Jobs using the checkpoint and restore feature run a maximum of 10 times by default, although this can be increased using the -r <maxruns> flag to chkpt_job

Changes to output files

A new file, chkpt-<jobid>.out will contain the output from your job script.

The usual Slurm output file, by default called slurm-<jobid>.out, will now contain the checkpoint/restore messages for the job, which we will find useful if you ask us to help you with a job that is not checkpointing or restarting correctly.

Retrieving Slurm accounting information about a Checkpoint and Restore job

A checkpointed job keeps its original jobID when it restarts. As the sacct command by default shows you only the most recent instance of a job, use the -D ("duplicates") flag to see the entire history of the job, including any restarts. For example, the following command shows some useful information:

sacct -j <jobid> -D -o jobid,state,totalcpu,cputime,reqmem,maxrss --units=G

Manual checkpoint/restart cycles

When using a new application with checkpoint and restart, we recommend that you test it. To force a job to checkpoint and restart, rather than waiting for it to run for three days, type:

scancel --signal=USR1 --batch <jobid>

To cancel a Checkpoint and Restore job completely:

scancel <jobid>

Restarting a previous Checkpoint and Restore job

As long as jobs fulfill the requirements above, including that files must not have been changed since the last checkpoint was taken, checkpoint/restore jobs can be restarted manually if necessary.

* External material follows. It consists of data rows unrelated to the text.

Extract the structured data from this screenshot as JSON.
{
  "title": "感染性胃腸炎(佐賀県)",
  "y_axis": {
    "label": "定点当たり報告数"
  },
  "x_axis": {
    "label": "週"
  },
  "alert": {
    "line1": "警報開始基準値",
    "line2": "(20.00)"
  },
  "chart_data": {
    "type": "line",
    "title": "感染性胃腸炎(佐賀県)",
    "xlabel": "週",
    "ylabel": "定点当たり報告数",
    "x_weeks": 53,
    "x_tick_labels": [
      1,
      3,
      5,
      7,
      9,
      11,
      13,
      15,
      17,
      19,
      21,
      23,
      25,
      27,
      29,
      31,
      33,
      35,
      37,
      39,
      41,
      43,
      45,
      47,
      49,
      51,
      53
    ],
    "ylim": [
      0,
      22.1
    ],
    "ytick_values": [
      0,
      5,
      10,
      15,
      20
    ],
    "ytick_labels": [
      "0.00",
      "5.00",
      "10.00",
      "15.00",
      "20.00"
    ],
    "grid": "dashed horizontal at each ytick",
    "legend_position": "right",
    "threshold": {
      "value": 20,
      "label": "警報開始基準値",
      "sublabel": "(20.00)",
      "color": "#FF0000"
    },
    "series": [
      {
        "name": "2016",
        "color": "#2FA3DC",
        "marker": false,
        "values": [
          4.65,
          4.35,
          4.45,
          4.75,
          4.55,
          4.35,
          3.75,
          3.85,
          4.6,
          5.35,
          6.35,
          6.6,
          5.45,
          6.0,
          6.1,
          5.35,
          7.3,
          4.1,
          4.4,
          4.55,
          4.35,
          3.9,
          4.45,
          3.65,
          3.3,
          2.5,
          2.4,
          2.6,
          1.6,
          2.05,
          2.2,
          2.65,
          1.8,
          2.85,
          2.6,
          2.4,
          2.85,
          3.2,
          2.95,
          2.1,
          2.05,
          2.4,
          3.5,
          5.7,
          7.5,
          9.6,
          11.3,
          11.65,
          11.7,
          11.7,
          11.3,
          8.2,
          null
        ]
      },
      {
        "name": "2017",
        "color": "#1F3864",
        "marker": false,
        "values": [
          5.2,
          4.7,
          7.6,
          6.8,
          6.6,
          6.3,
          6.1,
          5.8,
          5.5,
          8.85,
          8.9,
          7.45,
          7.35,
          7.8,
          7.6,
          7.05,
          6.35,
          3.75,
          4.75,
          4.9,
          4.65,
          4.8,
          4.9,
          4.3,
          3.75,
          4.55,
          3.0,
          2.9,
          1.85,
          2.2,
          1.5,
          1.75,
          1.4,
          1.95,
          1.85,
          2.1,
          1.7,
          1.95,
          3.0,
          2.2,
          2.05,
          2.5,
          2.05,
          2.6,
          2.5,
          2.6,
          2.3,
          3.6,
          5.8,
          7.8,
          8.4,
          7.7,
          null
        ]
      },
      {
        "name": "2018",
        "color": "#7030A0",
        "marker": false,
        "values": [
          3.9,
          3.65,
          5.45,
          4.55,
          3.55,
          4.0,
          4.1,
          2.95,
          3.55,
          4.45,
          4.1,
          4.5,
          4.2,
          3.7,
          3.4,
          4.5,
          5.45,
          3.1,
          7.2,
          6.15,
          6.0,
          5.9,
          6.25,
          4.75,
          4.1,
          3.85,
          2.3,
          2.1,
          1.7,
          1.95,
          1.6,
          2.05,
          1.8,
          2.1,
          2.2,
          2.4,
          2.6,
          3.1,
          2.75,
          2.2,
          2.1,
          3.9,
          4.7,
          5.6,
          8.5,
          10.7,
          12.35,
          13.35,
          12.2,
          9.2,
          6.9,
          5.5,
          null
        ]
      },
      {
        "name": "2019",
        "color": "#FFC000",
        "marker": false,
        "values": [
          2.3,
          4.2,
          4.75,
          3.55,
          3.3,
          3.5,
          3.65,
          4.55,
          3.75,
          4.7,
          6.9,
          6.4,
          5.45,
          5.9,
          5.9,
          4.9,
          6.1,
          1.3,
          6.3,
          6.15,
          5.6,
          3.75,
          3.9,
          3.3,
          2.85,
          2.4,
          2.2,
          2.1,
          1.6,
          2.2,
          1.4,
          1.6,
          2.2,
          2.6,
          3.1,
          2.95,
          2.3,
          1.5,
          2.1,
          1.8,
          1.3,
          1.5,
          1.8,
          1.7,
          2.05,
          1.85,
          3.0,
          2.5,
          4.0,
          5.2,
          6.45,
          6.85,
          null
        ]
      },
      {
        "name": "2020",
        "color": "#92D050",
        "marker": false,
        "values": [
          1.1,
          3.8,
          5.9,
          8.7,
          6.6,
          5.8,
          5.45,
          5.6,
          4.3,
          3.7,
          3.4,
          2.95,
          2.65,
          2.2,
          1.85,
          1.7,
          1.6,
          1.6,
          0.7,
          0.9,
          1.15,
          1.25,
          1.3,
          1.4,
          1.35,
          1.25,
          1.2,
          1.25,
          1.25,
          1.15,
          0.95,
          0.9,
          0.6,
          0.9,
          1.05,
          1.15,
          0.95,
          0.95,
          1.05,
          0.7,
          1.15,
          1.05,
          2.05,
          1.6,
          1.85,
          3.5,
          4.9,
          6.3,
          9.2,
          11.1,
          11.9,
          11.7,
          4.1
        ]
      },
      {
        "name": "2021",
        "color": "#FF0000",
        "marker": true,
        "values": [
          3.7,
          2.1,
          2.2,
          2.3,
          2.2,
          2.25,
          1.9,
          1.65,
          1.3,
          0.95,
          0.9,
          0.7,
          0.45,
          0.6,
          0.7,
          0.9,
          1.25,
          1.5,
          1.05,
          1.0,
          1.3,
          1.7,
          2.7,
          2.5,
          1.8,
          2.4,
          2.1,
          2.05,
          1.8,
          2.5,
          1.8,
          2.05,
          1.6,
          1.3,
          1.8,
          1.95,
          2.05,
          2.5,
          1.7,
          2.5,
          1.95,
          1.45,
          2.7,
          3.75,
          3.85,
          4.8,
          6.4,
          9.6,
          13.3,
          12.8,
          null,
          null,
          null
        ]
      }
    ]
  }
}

If you find that a checkpoint and restore job has stopped restarting, e.g. because of a system failure or because the job has reached its maximum number of restarts, it can be restarted manually using:

module load chkpt
sbatch <sbatch_options> $CHKPT_HOME/chkpt_job -c <chkptid>

where <sbatch_options> are the flags you originally supplied to sbatch, and <chkptid> is the ID of the checkpoint to resume. <chkptid> takes the form of <jobid>__<runid>, where <runid> is incremented each time the job is restarted.

Available checkpoint IDs can be listed using the command:

ls /nobackup/chkpt/$USER

Checkpoint retention

Note that old checkpoints will be automatically deleted if unused for 30 days.